Running your ODE, I see that the data you're trying to fit is within a very small interval:

julia> maximum(ode_data; dims=2)
3×1 Matrix{Float64}:
 0.06015703426605154
 0.00022351952775341233
 0.7943534717796061

julia> minimum(ode_data; dims=2)
3×1 Matrix{Float64}:
 0.058369736482097166
 0.00013155024652744172
 0.7943237417350401

I think this is the reason why the dynamics you obtain from your UDE look very similar in all groups. Normalizing the inputs in ann_ude might help, e.g. something like:

umin = minimum(ode_data; dims=2)
umax = maximum(ode_data; dims=2)
normalize(u) = (u - umin) / (umax - umin)

ann_ude = FastChain((x, p) -> normalize(x), FastDense(3, 20, tanh), FastDense(20, 1))

(Maybe @ChrisRackauckas knows a more elegant way to do this...)

Normalizing your loss functions (the regular one and the kwarg continuity_loss in multiple_shoot) can also help.

Let me know if this fixes your problem!

bkuwahara commented 3 years ago

Much appreciated! Just normalizing the inputs to the NN makes the groups distinguishable, although they're still similar enough that the training doesn't really work. I tried normalizing the loss function (the regular one) and I get an error Mutating arrays is not supported. I've tried a number of different approaches, none of which actually involve mutating arrays as far as I can tell, so I'm not sure where this error comes from. Here's one of the versions I wrote which gave the error:

function loss(data, pred)
    d = similar(data)
        p = similar(pred)
    for i in 1:size(d, 1)
        d[i,:] = (data[i,:] .- umin[i]) ./ (umax[i] - umin[i])
        p[i,:] = (pred[i,:] .- umin[i]) ./ (umax[i] - umin[i])
    end
    return sum(abs2, d - p)
end

Is there a way to go about this that won't give me an error?

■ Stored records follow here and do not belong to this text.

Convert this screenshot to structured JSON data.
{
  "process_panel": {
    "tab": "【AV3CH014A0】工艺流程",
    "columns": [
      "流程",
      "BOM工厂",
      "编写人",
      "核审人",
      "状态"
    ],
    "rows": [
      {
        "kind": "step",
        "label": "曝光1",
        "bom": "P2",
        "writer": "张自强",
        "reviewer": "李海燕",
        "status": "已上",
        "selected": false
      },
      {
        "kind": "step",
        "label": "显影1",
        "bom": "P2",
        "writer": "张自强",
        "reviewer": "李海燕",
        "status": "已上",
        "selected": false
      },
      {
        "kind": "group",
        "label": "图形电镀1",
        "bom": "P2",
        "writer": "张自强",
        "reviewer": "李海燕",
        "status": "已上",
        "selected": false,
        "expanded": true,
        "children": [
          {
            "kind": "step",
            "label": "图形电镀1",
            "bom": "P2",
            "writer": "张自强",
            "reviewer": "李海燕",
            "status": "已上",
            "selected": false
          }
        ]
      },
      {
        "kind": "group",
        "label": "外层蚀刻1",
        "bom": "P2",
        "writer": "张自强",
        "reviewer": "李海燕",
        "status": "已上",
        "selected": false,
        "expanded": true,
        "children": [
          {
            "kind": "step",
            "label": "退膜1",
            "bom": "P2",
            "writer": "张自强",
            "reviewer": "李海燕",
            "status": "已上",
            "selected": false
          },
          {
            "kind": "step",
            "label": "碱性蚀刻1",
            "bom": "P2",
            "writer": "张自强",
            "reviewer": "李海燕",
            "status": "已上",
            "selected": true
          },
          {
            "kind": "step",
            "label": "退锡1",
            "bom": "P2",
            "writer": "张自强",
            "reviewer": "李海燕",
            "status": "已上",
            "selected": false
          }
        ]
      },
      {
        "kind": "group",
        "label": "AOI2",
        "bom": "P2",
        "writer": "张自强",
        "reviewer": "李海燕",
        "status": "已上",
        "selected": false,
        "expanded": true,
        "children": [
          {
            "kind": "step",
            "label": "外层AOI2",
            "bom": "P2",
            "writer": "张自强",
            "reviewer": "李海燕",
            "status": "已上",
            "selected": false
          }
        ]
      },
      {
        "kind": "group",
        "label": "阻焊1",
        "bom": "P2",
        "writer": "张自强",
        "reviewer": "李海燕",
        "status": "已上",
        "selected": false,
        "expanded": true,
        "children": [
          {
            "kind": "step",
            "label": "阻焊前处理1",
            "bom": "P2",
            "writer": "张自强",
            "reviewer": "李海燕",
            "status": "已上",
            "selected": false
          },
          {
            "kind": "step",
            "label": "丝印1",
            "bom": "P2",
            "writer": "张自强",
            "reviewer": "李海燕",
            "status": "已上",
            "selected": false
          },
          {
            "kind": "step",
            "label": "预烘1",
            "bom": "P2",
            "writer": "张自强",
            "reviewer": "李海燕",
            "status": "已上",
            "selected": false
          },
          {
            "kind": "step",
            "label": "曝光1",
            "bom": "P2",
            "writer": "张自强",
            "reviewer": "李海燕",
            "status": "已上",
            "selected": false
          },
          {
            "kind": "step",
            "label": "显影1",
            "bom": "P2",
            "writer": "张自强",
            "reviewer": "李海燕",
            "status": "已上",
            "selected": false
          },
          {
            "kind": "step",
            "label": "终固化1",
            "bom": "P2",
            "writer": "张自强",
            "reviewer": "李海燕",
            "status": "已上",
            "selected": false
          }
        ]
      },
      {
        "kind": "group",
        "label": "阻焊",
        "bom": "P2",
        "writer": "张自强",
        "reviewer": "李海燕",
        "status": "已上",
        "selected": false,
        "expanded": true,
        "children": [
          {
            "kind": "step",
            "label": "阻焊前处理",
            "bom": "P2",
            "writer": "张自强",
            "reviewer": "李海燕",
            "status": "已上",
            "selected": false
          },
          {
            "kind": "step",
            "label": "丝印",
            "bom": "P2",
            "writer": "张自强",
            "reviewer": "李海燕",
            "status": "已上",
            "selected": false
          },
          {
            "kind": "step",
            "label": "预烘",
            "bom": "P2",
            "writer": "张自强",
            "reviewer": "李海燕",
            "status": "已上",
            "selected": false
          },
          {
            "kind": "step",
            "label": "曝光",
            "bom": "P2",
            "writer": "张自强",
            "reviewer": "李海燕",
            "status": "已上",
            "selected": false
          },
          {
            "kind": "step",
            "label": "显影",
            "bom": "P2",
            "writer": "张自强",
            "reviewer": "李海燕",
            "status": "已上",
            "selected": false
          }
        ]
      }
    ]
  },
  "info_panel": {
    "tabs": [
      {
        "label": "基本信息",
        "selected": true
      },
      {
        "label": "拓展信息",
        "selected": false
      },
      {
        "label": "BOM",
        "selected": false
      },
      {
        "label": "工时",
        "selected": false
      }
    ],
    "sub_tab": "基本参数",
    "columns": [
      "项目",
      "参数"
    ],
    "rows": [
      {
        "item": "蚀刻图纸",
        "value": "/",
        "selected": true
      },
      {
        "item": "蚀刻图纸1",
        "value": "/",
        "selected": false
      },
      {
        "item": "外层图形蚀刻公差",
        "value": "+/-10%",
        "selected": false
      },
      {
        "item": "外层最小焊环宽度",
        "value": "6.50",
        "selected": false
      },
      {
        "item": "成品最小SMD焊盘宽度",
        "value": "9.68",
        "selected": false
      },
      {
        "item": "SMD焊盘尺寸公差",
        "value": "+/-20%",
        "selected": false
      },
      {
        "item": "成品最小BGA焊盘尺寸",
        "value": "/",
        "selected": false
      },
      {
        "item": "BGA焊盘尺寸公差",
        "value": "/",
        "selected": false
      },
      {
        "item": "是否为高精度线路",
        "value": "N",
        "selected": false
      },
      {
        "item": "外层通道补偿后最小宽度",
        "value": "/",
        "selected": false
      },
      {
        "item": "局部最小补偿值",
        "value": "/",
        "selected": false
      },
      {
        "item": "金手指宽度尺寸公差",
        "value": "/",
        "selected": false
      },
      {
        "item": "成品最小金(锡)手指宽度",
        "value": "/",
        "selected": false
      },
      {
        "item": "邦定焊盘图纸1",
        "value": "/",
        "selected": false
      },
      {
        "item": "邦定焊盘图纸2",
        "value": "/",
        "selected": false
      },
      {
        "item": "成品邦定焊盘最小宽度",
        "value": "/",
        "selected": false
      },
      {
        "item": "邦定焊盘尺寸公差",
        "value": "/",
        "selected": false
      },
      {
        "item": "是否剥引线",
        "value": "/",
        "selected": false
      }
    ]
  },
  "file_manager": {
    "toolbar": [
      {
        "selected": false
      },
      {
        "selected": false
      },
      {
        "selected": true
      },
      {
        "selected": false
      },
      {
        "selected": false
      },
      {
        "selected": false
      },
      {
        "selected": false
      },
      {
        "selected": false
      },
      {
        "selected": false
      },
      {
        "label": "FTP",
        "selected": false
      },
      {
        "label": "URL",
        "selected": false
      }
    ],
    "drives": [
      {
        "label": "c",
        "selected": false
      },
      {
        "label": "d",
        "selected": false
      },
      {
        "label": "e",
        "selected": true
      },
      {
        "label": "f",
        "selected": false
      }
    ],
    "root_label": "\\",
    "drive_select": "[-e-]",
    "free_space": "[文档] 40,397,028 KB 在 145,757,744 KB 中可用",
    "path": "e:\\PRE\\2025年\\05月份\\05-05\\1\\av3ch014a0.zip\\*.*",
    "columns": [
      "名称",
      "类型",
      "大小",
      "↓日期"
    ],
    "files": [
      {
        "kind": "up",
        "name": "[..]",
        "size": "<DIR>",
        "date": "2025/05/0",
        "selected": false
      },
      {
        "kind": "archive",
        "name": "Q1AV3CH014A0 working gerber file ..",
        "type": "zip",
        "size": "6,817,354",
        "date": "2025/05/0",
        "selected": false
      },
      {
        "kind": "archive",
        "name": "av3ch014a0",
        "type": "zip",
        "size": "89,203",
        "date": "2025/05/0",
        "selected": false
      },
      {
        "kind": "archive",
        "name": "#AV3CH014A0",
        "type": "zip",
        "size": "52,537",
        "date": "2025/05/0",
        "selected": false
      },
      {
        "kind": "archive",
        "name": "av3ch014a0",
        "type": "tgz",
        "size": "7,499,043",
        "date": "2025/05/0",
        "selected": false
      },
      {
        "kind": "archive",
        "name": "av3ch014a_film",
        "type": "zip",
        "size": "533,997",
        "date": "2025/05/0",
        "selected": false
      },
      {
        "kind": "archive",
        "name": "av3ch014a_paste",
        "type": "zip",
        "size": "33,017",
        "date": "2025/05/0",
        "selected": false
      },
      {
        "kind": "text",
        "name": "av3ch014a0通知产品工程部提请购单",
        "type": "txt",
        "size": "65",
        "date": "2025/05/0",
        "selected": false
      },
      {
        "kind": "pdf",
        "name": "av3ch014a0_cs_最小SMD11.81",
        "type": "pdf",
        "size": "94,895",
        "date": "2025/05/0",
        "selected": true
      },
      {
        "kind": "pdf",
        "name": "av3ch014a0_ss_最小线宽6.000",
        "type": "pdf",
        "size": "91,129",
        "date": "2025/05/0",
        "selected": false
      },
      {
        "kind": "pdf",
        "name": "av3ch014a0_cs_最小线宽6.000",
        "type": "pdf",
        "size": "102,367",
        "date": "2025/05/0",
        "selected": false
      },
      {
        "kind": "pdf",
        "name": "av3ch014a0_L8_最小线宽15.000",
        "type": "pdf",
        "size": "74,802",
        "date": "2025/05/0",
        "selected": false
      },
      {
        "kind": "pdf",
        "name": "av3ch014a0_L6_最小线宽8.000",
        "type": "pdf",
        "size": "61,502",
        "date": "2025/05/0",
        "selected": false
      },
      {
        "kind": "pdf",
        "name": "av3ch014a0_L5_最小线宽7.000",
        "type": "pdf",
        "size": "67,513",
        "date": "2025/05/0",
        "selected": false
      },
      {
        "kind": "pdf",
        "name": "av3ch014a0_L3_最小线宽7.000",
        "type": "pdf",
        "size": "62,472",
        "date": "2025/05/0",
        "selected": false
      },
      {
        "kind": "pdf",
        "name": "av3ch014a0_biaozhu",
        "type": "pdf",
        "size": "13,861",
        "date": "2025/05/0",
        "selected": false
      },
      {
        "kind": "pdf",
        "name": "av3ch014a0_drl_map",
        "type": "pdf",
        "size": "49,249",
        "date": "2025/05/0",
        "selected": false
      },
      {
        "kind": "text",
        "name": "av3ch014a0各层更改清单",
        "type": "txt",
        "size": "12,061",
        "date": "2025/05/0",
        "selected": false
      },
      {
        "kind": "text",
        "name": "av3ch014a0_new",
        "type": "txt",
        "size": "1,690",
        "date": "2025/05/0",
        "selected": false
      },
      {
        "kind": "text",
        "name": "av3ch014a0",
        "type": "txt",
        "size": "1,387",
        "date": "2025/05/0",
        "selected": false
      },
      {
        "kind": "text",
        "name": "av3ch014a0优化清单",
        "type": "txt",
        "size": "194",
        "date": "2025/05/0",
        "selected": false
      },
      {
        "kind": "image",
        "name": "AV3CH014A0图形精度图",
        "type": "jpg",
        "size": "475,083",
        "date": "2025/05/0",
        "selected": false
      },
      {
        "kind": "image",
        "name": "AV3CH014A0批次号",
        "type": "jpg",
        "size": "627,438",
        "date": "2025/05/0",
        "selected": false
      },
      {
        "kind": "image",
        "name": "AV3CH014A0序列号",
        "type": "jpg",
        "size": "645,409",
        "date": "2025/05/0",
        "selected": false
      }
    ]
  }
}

EDIT: I figured out how to do it. It seems like I had my eta value set much too high for the ADAM optimizer. Using a smaller value of eta and a larger group size makes a considerable difference. It's still not perfect, but I think I can get it to work from here.

adrhill commented 3 years ago

@bkuwahara Can this issue be closed?